Trasporti

L’hub di ricarica più grande d’Europa sarà ad Oxford: 38 stazioni di ricarica

Un consorzio con sede nel Regno Unito aprirà ad Oxford la più potente stazione di ricarica per veicoli elettrici d’Europa entro la fine dell’anno. La società di infrastrutture Pivot Power e il Consiglio comunale di Oxford lavoreranno in sinergia con le società Fastned, Tesla e il fornitore Wenea, per arrivare a fornire 38 colonnine di ricarica veloci e ultra veloci a Redbridge Park and Ride.

I caricatori saranno alimentati fino a 10 MW, a differenza di altri hub del Regno Unito, direttamente dalla rete nazionale. Con questa premessa il futuro Energy Superhub Oxford (ESO) sarà il sito più potente di ricarica di tutta Europa, secondo Pivot Power.

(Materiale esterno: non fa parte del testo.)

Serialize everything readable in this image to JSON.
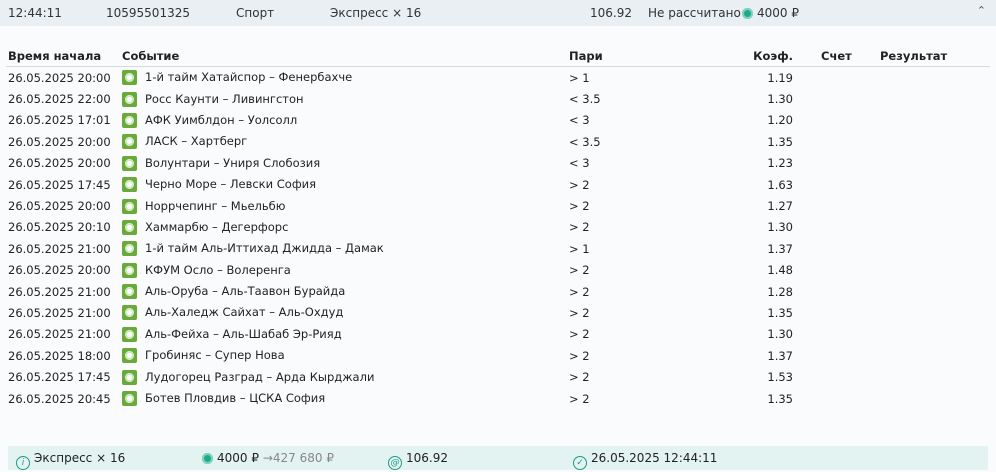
{
  "header": {
    "time": "12:44:11",
    "bet_id": "10595501325",
    "category": "Спорт",
    "type": "Экспресс × 16",
    "odds": "106.92",
    "status": "Не рассчитано",
    "stake": "4000 ₽"
  },
  "columns": {
    "start_time": "Время начала",
    "event": "Событие",
    "bet": "Пари",
    "coef": "Коэф.",
    "score": "Счет",
    "result": "Результат"
  },
  "rows": [
    {
      "time": "26.05.2025 20:00",
      "event": "1-й тайм Хатайспор – Фенербахче",
      "bet": "> 1",
      "coef": "1.19"
    },
    {
      "time": "26.05.2025 22:00",
      "event": "Росс Каунти – Ливингстон",
      "bet": "< 3.5",
      "coef": "1.30"
    },
    {
      "time": "26.05.2025 17:01",
      "event": "АФК Уимблдон – Уолсолл",
      "bet": "< 3",
      "coef": "1.20"
    },
    {
      "time": "26.05.2025 20:00",
      "event": "ЛАСК – Хартберг",
      "bet": "< 3.5",
      "coef": "1.35"
    },
    {
      "time": "26.05.2025 20:00",
      "event": "Волунтари – Униря Слобозия",
      "bet": "< 3",
      "coef": "1.23"
    },
    {
      "time": "26.05.2025 17:45",
      "event": "Черно Море – Левски София",
      "bet": "> 2",
      "coef": "1.63"
    },
    {
      "time": "26.05.2025 20:00",
      "event": "Норрчепинг – Мьельбю",
      "bet": "> 2",
      "coef": "1.27"
    },
    {
      "time": "26.05.2025 20:10",
      "event": "Хаммарбю – Дегерфорс",
      "bet": "> 2",
      "coef": "1.30"
    },
    {
      "time": "26.05.2025 21:00",
      "event": "1-й тайм Аль-Иттихад Джидда – Дамак",
      "bet": "> 1",
      "coef": "1.37"
    },
    {
      "time": "26.05.2025 20:00",
      "event": "КФУМ Осло – Волеренга",
      "bet": "> 2",
      "coef": "1.48"
    },
    {
      "time": "26.05.2025 21:00",
      "event": "Аль-Оруба – Аль-Таавон Бурайда",
      "bet": "> 2",
      "coef": "1.28"
    },
    {
      "time": "26.05.2025 21:00",
      "event": "Аль-Халедж Сайхат – Аль-Охдуд",
      "bet": "> 2",
      "coef": "1.35"
    },
    {
      "time": "26.05.2025 21:00",
      "event": "Аль-Фейха – Аль-Шабаб Эр-Рияд",
      "bet": "> 2",
      "coef": "1.30"
    },
    {
      "time": "26.05.2025 18:00",
      "event": "Гробиняс – Супер Нова",
      "bet": "> 2",
      "coef": "1.37"
    },
    {
      "time": "26.05.2025 17:45",
      "event": "Лудогорец Разград – Арда Кырджали",
      "bet": "> 2",
      "coef": "1.53"
    },
    {
      "time": "26.05.2025 20:45",
      "event": "Ботев Пловдив – ЦСКА София",
      "bet": "> 2",
      "coef": "1.35"
    }
  ],
  "footer": {
    "type": "Экспресс × 16",
    "stake": "4000 ₽",
    "arrow": "→",
    "payout": "427 680 ₽",
    "odds": "106.92",
    "datetime": "26.05.2025 12:44:11"
  }
}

La stazione sarà inizialmente equipaggiata con dieci caricatori forniti da Fastned e, durante l’anno, ne arriveranno altri 28 da parte di Wenea e Tesla. I primi dieci caricatori, da 300 kW, forniranno sino a 450 km di autonomia in circa 20 minuti (a tutti i veicoli compatibili). I restanti sistemi di ricarica avranno una potenza nominale di 7-22 kW, compatibili quindi con la maggior parte dei veicoli elettrici, e di 250 kW. Quest’ultimi saranno forniti direttamente da Tesla, pertanto è lecito attendere le classiche colonnine Supercharger a cui tutti ci siamo ormai abituati.

L’installazione ad Oxford non sorprende più di tanto, dopo che il Regno Unito aveva annunciato di voler bandire i veicoli a combustione e creare la prima zona a zero emissioni (soprannominata ZEZ). Energy Superhub Oxford (ESO) sarà il primo di più di 40 siti previsti da Pivot Power e attesi in tutto il Regno Unito. Il passaggio è necessario per assicurare la corretta alimentazione ai 36 milioni di veicoli elettrici attesi in Inghilterra entro il 2040. Altre località prese in considerazione per il Superhub includono Coventry, Birmingham e Manchester.

Il numero uno di Pivot Power, Matt Allen, ha dichiarato che l’obiettivo della società è quello di aiutare il Regno Unito e supportare quindi la transizione ai veicoli elettrici e alle energie rinnovabili. Oxford è solo il primo sito che verrà creato, una volta terminato il piano si prevede una potenza combinata di quasi 2 GigaWatt fornita direttamente dalla rete nazionale.

Non è chiaro se la struttura prevederà anche pannelli solari capaci di immagazzinare corrente e quindi limitare la richiesta al sistema nazionale. Una soluzione analoga è stata implementata nell’impianto di Kreuz Hilden, in Germania, che al momento rappresenta l’hub più potente d’Europa con oltre 50 stalli di varia natura.